The vent pipes are a combination of white metal castings and styrene rod. Down spouts are strip wood. The scuppers at the top are white metal castings. The air conditioner is etched metal from BLMA. All of the curtains are made from facial tissue. Window glazing is a mix of clear styrene “window plastic” and plastic cut from evergreen packaging.










The aged building sign is difficult to read. It was done using dry transfers. It reads:
The Terrace
Weekly Rates
Color TV
Kitchenettes
No Pets
Laundry Machines
Office Space

And yes, the wall is partially still wet from an overnight thunderstorm.










The tar paper roofing is a sticky backed strip paper product, painted black before installing. The access hatch made from styrene. The chimney is a white metal casting.










The Yellow Dog Tavern. This building is loosely based on a prototype, called the Yellow Dog Lantern. The AC unit is another BLMA with a strip wood frame. The phone line is, phone line, actually. The sign was done the same way, dry transfer yellow stripes and letters over black paint.
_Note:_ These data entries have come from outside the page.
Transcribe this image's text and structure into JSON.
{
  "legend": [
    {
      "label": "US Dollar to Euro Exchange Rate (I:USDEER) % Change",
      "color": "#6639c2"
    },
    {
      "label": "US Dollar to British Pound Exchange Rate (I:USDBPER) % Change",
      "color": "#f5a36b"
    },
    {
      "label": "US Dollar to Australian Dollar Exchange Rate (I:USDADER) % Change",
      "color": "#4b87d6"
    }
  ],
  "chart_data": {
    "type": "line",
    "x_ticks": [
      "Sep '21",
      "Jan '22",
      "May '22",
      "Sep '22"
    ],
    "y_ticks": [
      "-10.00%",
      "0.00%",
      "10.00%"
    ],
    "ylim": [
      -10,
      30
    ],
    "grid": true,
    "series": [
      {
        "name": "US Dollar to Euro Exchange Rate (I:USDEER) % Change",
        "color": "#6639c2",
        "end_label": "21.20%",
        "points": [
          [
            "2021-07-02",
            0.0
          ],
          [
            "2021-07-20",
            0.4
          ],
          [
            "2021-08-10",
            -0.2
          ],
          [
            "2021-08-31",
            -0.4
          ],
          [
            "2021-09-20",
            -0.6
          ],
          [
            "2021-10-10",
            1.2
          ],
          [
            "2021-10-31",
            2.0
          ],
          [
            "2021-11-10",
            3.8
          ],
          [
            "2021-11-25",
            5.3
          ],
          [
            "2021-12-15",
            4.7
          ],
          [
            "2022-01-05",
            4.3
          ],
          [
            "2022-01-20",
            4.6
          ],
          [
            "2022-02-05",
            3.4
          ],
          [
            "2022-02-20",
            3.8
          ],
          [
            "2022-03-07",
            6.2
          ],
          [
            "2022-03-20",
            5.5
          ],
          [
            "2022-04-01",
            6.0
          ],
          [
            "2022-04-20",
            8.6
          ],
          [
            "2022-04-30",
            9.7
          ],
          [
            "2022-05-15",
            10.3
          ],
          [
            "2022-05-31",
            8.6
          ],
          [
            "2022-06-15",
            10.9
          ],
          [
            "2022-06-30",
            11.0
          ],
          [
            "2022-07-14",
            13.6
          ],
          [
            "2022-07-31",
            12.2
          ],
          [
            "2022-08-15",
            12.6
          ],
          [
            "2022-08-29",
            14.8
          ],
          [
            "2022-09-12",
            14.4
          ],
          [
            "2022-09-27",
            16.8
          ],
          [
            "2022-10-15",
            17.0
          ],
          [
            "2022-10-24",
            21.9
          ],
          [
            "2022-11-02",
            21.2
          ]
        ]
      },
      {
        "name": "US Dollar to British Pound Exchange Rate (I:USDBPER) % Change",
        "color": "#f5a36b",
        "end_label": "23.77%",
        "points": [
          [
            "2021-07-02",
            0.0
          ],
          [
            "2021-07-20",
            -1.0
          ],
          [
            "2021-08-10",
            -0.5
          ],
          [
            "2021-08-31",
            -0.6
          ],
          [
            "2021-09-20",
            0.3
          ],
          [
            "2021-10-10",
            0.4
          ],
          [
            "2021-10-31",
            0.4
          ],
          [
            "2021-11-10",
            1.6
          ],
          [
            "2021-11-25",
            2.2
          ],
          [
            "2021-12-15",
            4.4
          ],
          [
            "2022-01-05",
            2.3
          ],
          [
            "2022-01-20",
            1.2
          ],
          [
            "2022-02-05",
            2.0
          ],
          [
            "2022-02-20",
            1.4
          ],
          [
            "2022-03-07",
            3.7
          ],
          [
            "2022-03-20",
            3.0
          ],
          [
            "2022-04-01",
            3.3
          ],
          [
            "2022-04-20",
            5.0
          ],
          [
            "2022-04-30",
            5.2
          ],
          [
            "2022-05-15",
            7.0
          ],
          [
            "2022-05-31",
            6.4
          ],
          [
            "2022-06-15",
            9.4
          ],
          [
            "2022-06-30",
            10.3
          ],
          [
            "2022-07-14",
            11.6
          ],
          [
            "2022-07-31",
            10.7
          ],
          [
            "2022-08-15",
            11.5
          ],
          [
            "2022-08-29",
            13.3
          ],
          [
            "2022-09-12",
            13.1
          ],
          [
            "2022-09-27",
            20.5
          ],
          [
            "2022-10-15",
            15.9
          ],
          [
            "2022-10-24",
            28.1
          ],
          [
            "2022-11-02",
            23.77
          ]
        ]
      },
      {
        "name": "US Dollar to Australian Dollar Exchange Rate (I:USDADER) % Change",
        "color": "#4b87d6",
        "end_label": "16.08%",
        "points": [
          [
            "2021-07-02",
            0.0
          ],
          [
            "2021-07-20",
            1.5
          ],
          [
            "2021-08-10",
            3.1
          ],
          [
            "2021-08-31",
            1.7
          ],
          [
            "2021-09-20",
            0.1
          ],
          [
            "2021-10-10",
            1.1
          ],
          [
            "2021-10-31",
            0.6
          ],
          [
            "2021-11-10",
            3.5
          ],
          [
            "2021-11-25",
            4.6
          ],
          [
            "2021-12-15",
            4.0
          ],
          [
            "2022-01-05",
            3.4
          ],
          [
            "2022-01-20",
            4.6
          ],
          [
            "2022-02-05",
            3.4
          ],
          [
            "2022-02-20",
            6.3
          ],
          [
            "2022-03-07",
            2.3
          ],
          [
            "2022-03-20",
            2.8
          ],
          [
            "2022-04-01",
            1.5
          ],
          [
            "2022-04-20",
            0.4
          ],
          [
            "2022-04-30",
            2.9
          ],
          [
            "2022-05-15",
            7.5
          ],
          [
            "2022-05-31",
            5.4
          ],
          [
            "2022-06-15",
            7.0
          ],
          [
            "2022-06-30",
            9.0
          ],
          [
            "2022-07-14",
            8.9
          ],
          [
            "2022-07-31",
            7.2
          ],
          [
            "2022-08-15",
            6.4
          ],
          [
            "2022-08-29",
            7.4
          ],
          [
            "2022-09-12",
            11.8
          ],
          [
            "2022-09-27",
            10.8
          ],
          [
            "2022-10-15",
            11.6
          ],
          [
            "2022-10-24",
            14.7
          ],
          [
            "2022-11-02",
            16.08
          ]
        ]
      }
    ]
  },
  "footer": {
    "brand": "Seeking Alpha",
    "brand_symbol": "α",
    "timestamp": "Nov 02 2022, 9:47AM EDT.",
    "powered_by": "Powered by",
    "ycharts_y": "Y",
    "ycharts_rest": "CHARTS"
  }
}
The same downspout & scupper treatment here. The electrical meter can, glass meter, and riser are all styrene. The curtains are facial tissue, this time painted. Pull down shades are card stock. The venetian blinds are a paper product. The tenant on the third floor was evicted, forcibly, and caused quite a scene.
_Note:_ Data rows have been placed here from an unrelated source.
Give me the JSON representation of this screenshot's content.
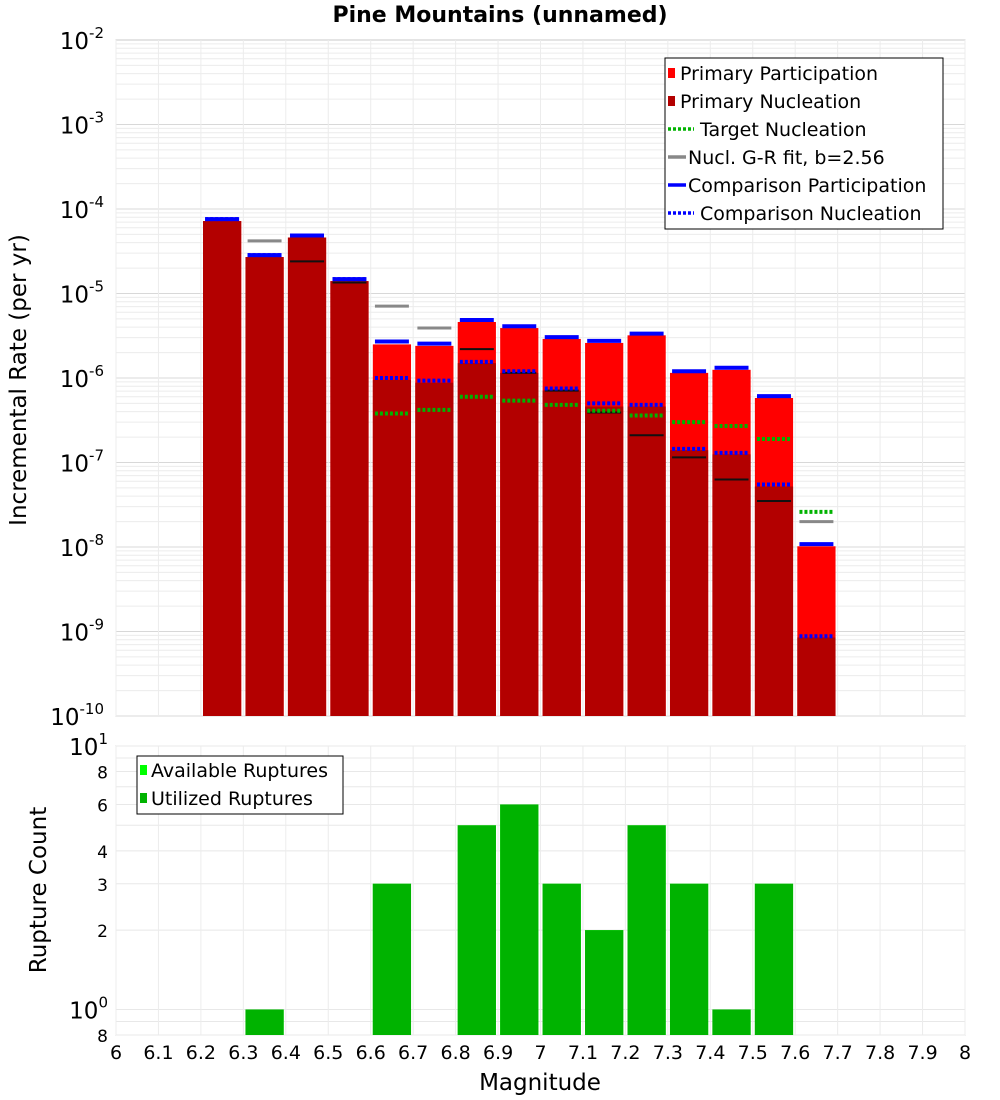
{
  "colors": {
    "primary_participation": "#ff0000",
    "primary_nucleation": "#b30000",
    "target_nucleation": "#00b300",
    "gr_fit": "#888888",
    "comparison_participation": "#0000ff",
    "comparison_nucleation": "#0000ff",
    "available_ruptures": "#00ff00",
    "utilized_ruptures": "#00b300",
    "dark_line": "#111111"
  },
  "chart_data": [
    {
      "type": "bar",
      "title": "Pine Mountains (unnamed)",
      "xlabel": "",
      "ylabel": "Incremental Rate (per yr)",
      "yscale": "log",
      "ylim": [
        1e-10,
        0.01
      ],
      "xlim": [
        6,
        8
      ],
      "y_tick_labels": [
        {
          "base": "10",
          "exp": "-10"
        },
        {
          "base": "10",
          "exp": "-9"
        },
        {
          "base": "10",
          "exp": "-8"
        },
        {
          "base": "10",
          "exp": "-7"
        },
        {
          "base": "10",
          "exp": "-6"
        },
        {
          "base": "10",
          "exp": "-5"
        },
        {
          "base": "10",
          "exp": "-4"
        },
        {
          "base": "10",
          "exp": "-3"
        },
        {
          "base": "10",
          "exp": "-2"
        }
      ],
      "legend": {
        "position": "top-right",
        "entries": [
          "Primary Participation",
          "Primary Nucleation",
          "Target Nucleation",
          "Nucl. G-R fit, b=2.56",
          "Comparison Participation",
          "Comparison Nucleation"
        ]
      },
      "magnitudes": [
        6.25,
        6.35,
        6.45,
        6.55,
        6.65,
        6.75,
        6.85,
        6.95,
        7.05,
        7.15,
        7.25,
        7.35,
        7.45,
        7.55,
        7.65
      ],
      "series": [
        {
          "name": "Primary Participation",
          "values": [
            7.2e-05,
            2.7e-05,
            4.6e-05,
            1.4e-05,
            2.5e-06,
            2.4e-06,
            4.6e-06,
            3.9e-06,
            2.9e-06,
            2.6e-06,
            3.2e-06,
            1.15e-06,
            1.25e-06,
            5.8e-07,
            1.02e-08
          ]
        },
        {
          "name": "Primary Nucleation",
          "values": [
            7.2e-05,
            2.7e-05,
            4.6e-05,
            1.4e-05,
            9.5e-07,
            8.8e-07,
            1.5e-06,
            1.15e-06,
            7.1e-07,
            4.6e-07,
            4.6e-07,
            1.4e-07,
            1.25e-07,
            5.2e-08,
            8.5e-10
          ]
        },
        {
          "name": "Target Nucleation",
          "values": [
            null,
            null,
            null,
            null,
            3.8e-07,
            4.2e-07,
            6e-07,
            5.4e-07,
            4.8e-07,
            4.1e-07,
            3.6e-07,
            3e-07,
            2.7e-07,
            1.9e-07,
            2.6e-08
          ]
        },
        {
          "name": "Nucl. G-R fit, b=2.56",
          "values": [
            null,
            4.2e-05,
            null,
            null,
            7.1e-06,
            3.9e-06,
            null,
            null,
            null,
            null,
            null,
            null,
            null,
            null,
            2e-08
          ]
        },
        {
          "name": "Nucl. G-R fit (dark)",
          "values": [
            null,
            null,
            2.4e-05,
            1.35e-05,
            null,
            null,
            2.2e-06,
            1.15e-06,
            7.1e-07,
            3.9e-07,
            2.1e-07,
            1.15e-07,
            6.3e-08,
            3.5e-08,
            null
          ]
        },
        {
          "name": "Comparison Participation",
          "values": [
            7.6e-05,
            2.85e-05,
            4.85e-05,
            1.48e-05,
            2.7e-06,
            2.55e-06,
            4.85e-06,
            4.1e-06,
            3.05e-06,
            2.75e-06,
            3.35e-06,
            1.2e-06,
            1.32e-06,
            6.1e-07,
            1.08e-08
          ]
        },
        {
          "name": "Comparison Nucleation",
          "values": [
            7.6e-05,
            2.85e-05,
            4.85e-05,
            1.48e-05,
            1e-06,
            9.3e-07,
            1.55e-06,
            1.2e-06,
            7.5e-07,
            5e-07,
            4.8e-07,
            1.45e-07,
            1.3e-07,
            5.5e-08,
            8.8e-10
          ]
        }
      ]
    },
    {
      "type": "bar",
      "title": "",
      "xlabel": "Magnitude",
      "ylabel": "Rupture Count",
      "yscale": "log",
      "ylim": [
        0.8,
        10
      ],
      "xlim": [
        6,
        8
      ],
      "y_tick_labels": [
        {
          "value": 0.8,
          "base": "8",
          "exp": ""
        },
        {
          "value": 1,
          "base": "10",
          "exp": "0"
        },
        {
          "value": 2,
          "base": "2",
          "exp": ""
        },
        {
          "value": 3,
          "base": "3",
          "exp": ""
        },
        {
          "value": 4,
          "base": "4",
          "exp": ""
        },
        {
          "value": 6,
          "base": "6",
          "exp": ""
        },
        {
          "value": 8,
          "base": "8",
          "exp": ""
        },
        {
          "value": 10,
          "base": "10",
          "exp": "1"
        }
      ],
      "x_tick_labels": [
        "6",
        "6.1",
        "6.2",
        "6.3",
        "6.4",
        "6.5",
        "6.6",
        "6.7",
        "6.8",
        "6.9",
        "7",
        "7.1",
        "7.2",
        "7.3",
        "7.4",
        "7.5",
        "7.6",
        "7.7",
        "7.8",
        "7.9",
        "8"
      ],
      "legend": {
        "position": "top-left",
        "entries": [
          "Available Ruptures",
          "Utilized Ruptures"
        ]
      },
      "magnitudes": [
        6.35,
        6.65,
        6.85,
        6.95,
        7.05,
        7.15,
        7.25,
        7.35,
        7.45,
        7.55
      ],
      "series": [
        {
          "name": "Available Ruptures",
          "values": [
            1,
            3,
            5,
            6,
            3,
            2,
            5,
            3,
            1,
            3
          ]
        },
        {
          "name": "Utilized Ruptures",
          "values": [
            1,
            3,
            5,
            6,
            3,
            2,
            5,
            3,
            1,
            3
          ]
        }
      ]
    }
  ]
}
The weather head atop the electrical riser is shaped plastic sprue. The plumbing vent is an exhaust stack from a Stewart Hobbies VO-1000. The chimney is 2 halves from a DPM kit. The roof access door was made from 1x2 pine, cut to shape, sanded, and painted. The door is paint. In this photo you can tell. From 3 feet away, you cannot. The water tower is an enhanced walthers kit. The base kit is terrible & scientifically just wrong lol. I used the kit tank as a form, wrapping it with real wood. The banding is appropriate… or more appropriate than walthers’ evenly spaced banding. I used drafting tape for that. I also added a vent pipe to the roof and a fill pipe to the side, as the kit lacks both rather essential components. I also shimmed two footings to level the tank legs on the sloped roof.










Jumping back to The Terrace building for a moment. The Electrical service was upgraded at some point. It now has buried service which comes up to a pair of troughs, to a house meter, then back to 4 suite meters, each of which has a pvc conduit going up the wall to an, admittedly oversized but noticeable, LB. I make the meters from two pieces of styrene to imply there is a cover piece to the meter can. The meters themselves are clear plastic rod cut to about 1 or 2 16ths.
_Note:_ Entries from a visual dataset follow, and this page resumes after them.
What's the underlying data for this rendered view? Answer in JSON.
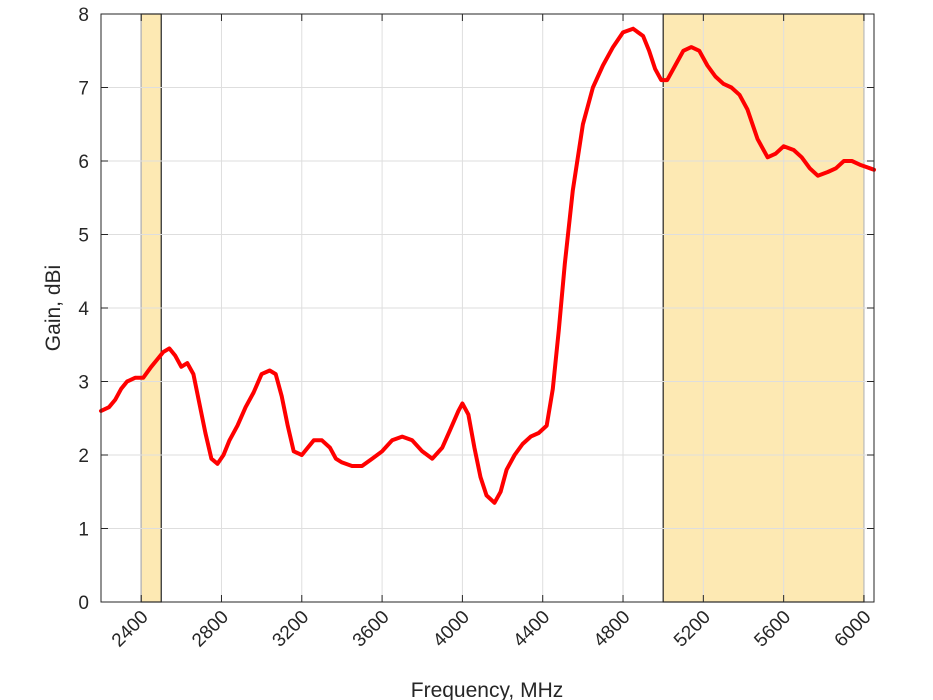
{
  "chart_data": {
    "type": "line",
    "title": "",
    "xlabel": "Frequency, MHz",
    "ylabel": "Gain, dBi",
    "xlim": [
      2200,
      6050
    ],
    "ylim": [
      0,
      8
    ],
    "x_ticks": [
      2400,
      2800,
      3200,
      3600,
      4000,
      4400,
      4800,
      5200,
      5600,
      6000
    ],
    "y_ticks": [
      0,
      1,
      2,
      3,
      4,
      5,
      6,
      7,
      8
    ],
    "grid": true,
    "legend": "none",
    "highlight_bands": [
      {
        "x_start": 2400,
        "x_end": 2500,
        "color": "#fde9b3"
      },
      {
        "x_start": 5000,
        "x_end": 6000,
        "color": "#fde9b3"
      }
    ],
    "series": [
      {
        "color": "#ff0000",
        "x": [
          2200,
          2240,
          2270,
          2300,
          2330,
          2370,
          2410,
          2450,
          2480,
          2510,
          2540,
          2570,
          2600,
          2630,
          2660,
          2690,
          2720,
          2750,
          2780,
          2810,
          2840,
          2880,
          2920,
          2960,
          3000,
          3040,
          3070,
          3100,
          3130,
          3160,
          3200,
          3230,
          3260,
          3300,
          3340,
          3370,
          3400,
          3450,
          3500,
          3550,
          3600,
          3650,
          3700,
          3750,
          3800,
          3850,
          3900,
          3940,
          3980,
          4000,
          4030,
          4060,
          4090,
          4120,
          4160,
          4190,
          4220,
          4260,
          4300,
          4340,
          4380,
          4420,
          4450,
          4480,
          4510,
          4550,
          4600,
          4650,
          4700,
          4750,
          4800,
          4850,
          4900,
          4930,
          4960,
          4990,
          5020,
          5060,
          5100,
          5140,
          5180,
          5220,
          5260,
          5300,
          5340,
          5380,
          5420,
          5470,
          5520,
          5560,
          5600,
          5650,
          5690,
          5730,
          5770,
          5820,
          5860,
          5900,
          5940,
          5980,
          6010,
          6030,
          6050
        ],
        "y": [
          2.6,
          2.65,
          2.75,
          2.9,
          3.0,
          3.05,
          3.05,
          3.2,
          3.3,
          3.4,
          3.45,
          3.35,
          3.2,
          3.25,
          3.1,
          2.7,
          2.3,
          1.95,
          1.88,
          2.0,
          2.2,
          2.4,
          2.65,
          2.85,
          3.1,
          3.15,
          3.1,
          2.8,
          2.4,
          2.05,
          2.0,
          2.1,
          2.2,
          2.2,
          2.1,
          1.95,
          1.9,
          1.85,
          1.85,
          1.95,
          2.05,
          2.2,
          2.25,
          2.2,
          2.05,
          1.95,
          2.1,
          2.35,
          2.6,
          2.7,
          2.55,
          2.1,
          1.7,
          1.45,
          1.35,
          1.5,
          1.8,
          2.0,
          2.15,
          2.25,
          2.3,
          2.4,
          2.9,
          3.7,
          4.6,
          5.6,
          6.5,
          7.0,
          7.3,
          7.55,
          7.75,
          7.8,
          7.7,
          7.5,
          7.25,
          7.1,
          7.1,
          7.3,
          7.5,
          7.55,
          7.5,
          7.3,
          7.15,
          7.05,
          7.0,
          6.9,
          6.7,
          6.3,
          6.05,
          6.1,
          6.2,
          6.15,
          6.05,
          5.9,
          5.8,
          5.85,
          5.9,
          6.0,
          6.0,
          5.95,
          5.92,
          5.9,
          5.88
        ]
      }
    ]
  }
}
The red building wall is wood. Window frames and door are grant line, blacked out with electrical tape. The awning is from a Bachmann ranch house kit. The meter can beside the door is an old metal casting. I don’t like them, so I used it here because you cannot see it from an angle and see the “glass” nature of it.
The cement foot and yellow top board are plastic from a walthers modular structure kit I think. The rusty grate is a part that was laying around for 25 years. The pallet and “porch” are all wood. Trash cans & barrel from life-like kits. The separate black garbage bag was scratch built from a black plastic shopping bag. Oh, the cardboard box is a block of resin. The two cans are white metal.










The roof was sorta tricky. All three pieces are from a walthers modular structure kit. The sides were from peaked end walls, but mounted backwards… so the molded insides are against the adjacent buildings. This left brick texture above the galvanized roofing. Styrene was added as supports for the center roof piece.










Although it still needs some light cast from a street light, this is how it looks illuminated. At present (and in the photo) it is lit with one of those woodland scenics gizmos. I like it for testing & determining things, but not permanently. They’ll get regular LEDs dropped to a very close match.
The rooms all have implied interiors. For example, the “reddish” interior on the left is unpainted cardboard from a household product, cut up to form a small light box for that window only. The green interior one floor below was done the same way using that green backing cardboard in Evergreen styrene packages.
The street light will be located semi-centrally in orientation, about straight out from the yellow door, on the sidewalk, which will suitably brighten things up and cast asymmetric shadows through that “cubby” behind the red business. But that part comes later, when I do the alley pavement etc.


----------



## OilValleyRy (Oct 3, 2021)

In post-posting review, I realized there wasn’t a very good view provided of the upgraded electrical on The Terrace. So here are a couple additional shots of that.


----------



## Gramps (Feb 28, 2016)

Great work.


----------



## traction fan (Oct 5, 2014)

OilValleyRy said:


> This is a high relief background. The base is 1/8th masonite board, with several scrap spacer pieces making a 2nd layer below.
> I have not yet added power lines as I’ve not yet decided how I want to attach them from this removable block to the non-removable sidewalk where the power/telephone poles will be.
> 
> View attachment 571543
> ...


Oil Valley Ry;

Beautiful work!  

Traction Fan


----------



## MichaelE (Mar 7, 2018)

Outstanding modeling.


----------



## scenicsRme (Aug 19, 2020)

Kudos!


----------